What counts is how much translation has to be done from what's in the programmer's head into something the computer can grok unambiguously. This is not necessarily the same thing as matching how we use language, but I will agree there are often corollaries. The Perl programmer thinking something like "Skip blank lines" will translate that to C<next if /^\s*$/;>, whereas the one thinking "When I get a blank line, skip it" will generate C<if /^\s*$/ {next}>.

Where I'm going with this: your statement of "it's very close to how we actually use context in real language" is better said "it's very close to one of the common ways we actually use context in real language". The OO method is another common way, where the Direct Object of the sentence is everything. OOP also happens to be a useful way of mapping certain tasks into a computer language. There are many other context models that we use, none significantly better than the rest in general, but each can stomp any other way in specific.
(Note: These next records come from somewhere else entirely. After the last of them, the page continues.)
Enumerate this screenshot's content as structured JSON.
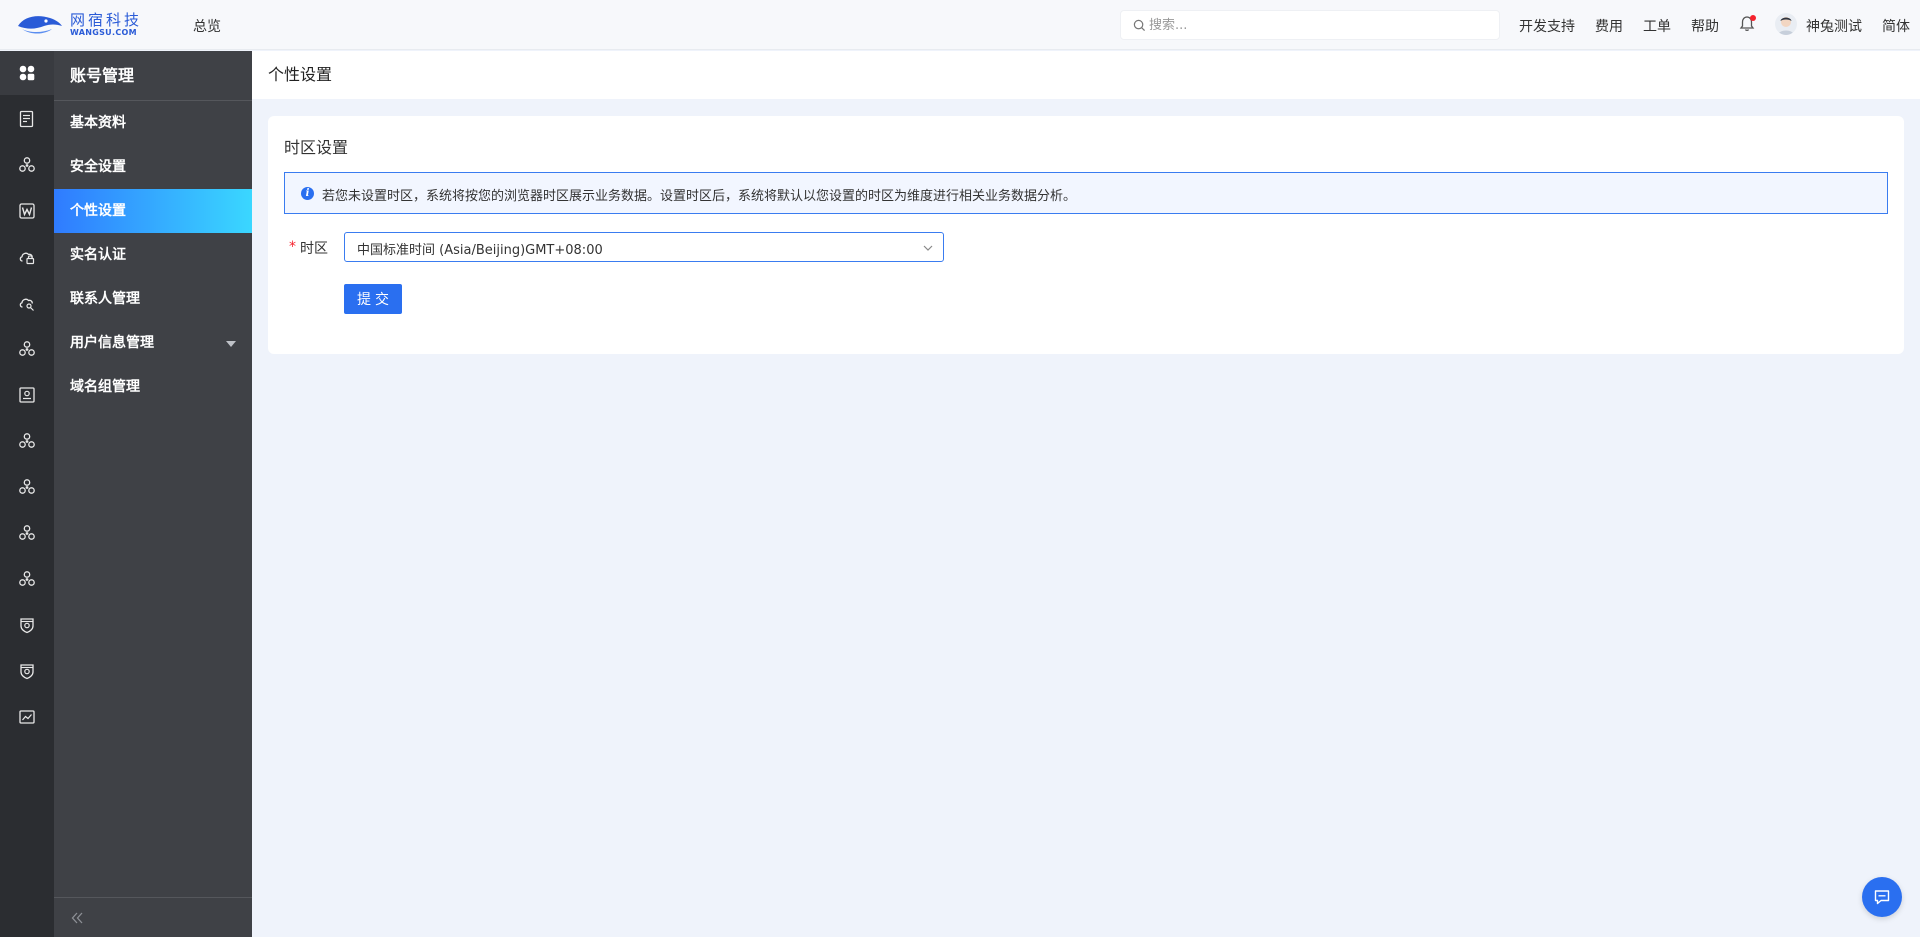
{
  "header": {
    "logo_cn": "网宿科技",
    "logo_en": "WANGSU.COM",
    "overview": "总览",
    "search_placeholder": "搜索...",
    "links": {
      "dev": "开发支持",
      "fee": "费用",
      "ticket": "工单",
      "help": "帮助"
    },
    "user_name": "神兔测试",
    "language": "简体"
  },
  "rail": {
    "items": [
      "apps-icon",
      "doc-list-icon",
      "cluster-icon",
      "w-icon",
      "cloud-lock-icon",
      "cloud-key-icon",
      "cluster-icon",
      "monitor-icon",
      "cluster-icon",
      "cluster-icon",
      "cluster-icon",
      "cluster-icon",
      "shield-icon",
      "shield-icon",
      "chart-icon"
    ]
  },
  "submenu": {
    "title": "账号管理",
    "items": [
      {
        "label": "基本资料"
      },
      {
        "label": "安全设置"
      },
      {
        "label": "个性设置"
      },
      {
        "label": "实名认证"
      },
      {
        "label": "联系人管理"
      },
      {
        "label": "用户信息管理"
      },
      {
        "label": "域名组管理"
      }
    ],
    "active_index": 2
  },
  "page": {
    "title": "个性设置",
    "card_title": "时区设置",
    "alert": "若您未设置时区，系统将按您的浏览器时区展示业务数据。设置时区后，系统将默认以您设置的时区为维度进行相关业务数据分析。",
    "timezone_label": "时区",
    "timezone_value": "中国标准时间 (Asia/Beijing)GMT+08:00",
    "submit_label": "提交"
  },
  "colors": {
    "primary": "#2a6ff0",
    "rail_bg": "#2b2d31",
    "submenu_bg": "#3f4146",
    "page_bg": "#eff3fb"
  }
}
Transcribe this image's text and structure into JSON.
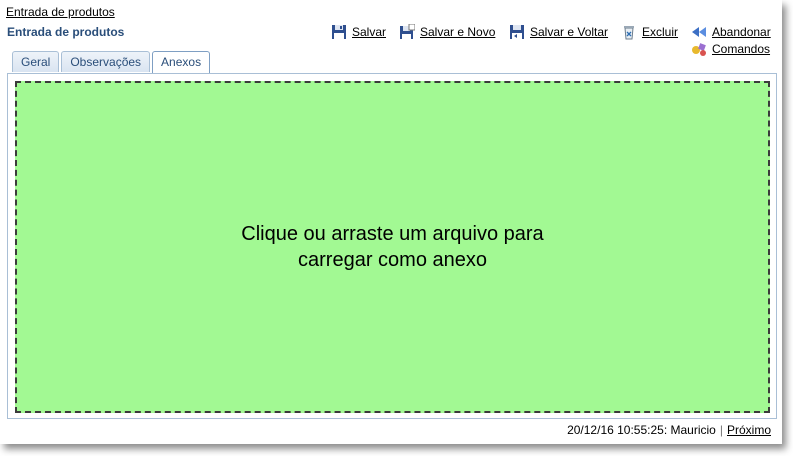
{
  "breadcrumb": "Entrada de produtos",
  "page_title": "Entrada de produtos",
  "toolbar": {
    "salvar": "Salvar",
    "salvar_novo": "Salvar e Novo",
    "salvar_voltar": "Salvar e Voltar",
    "excluir": "Excluir",
    "abandonar": "Abandonar",
    "comandos": "Comandos"
  },
  "tabs": [
    {
      "label": "Geral"
    },
    {
      "label": "Observações"
    },
    {
      "label": "Anexos",
      "active": true
    }
  ],
  "dropzone": {
    "line1": "Clique ou arraste um arquivo para",
    "line2": "carregar como anexo"
  },
  "status": {
    "info": "20/12/16 10:55:25: Mauricio",
    "separator": "|",
    "next": "Próximo"
  },
  "colors": {
    "dropzone_bg": "#a2f993",
    "title_blue": "#2a4e7a",
    "tab_border": "#a9bfd6"
  }
}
Therefore, TMTOWTDI is a Good Thing.

Since strings are so fundamental to what Perl is, we should be able to support several context models and WTDI at once, without prejudice or having to declare what we're doing too much. Now all that's left is figuring out which contexts are meaningful, and figure out how to get them all at once.


-- Rod Adams

PS - I don't think we're that far away from each other on this stuff. We're just looking at it from different sides.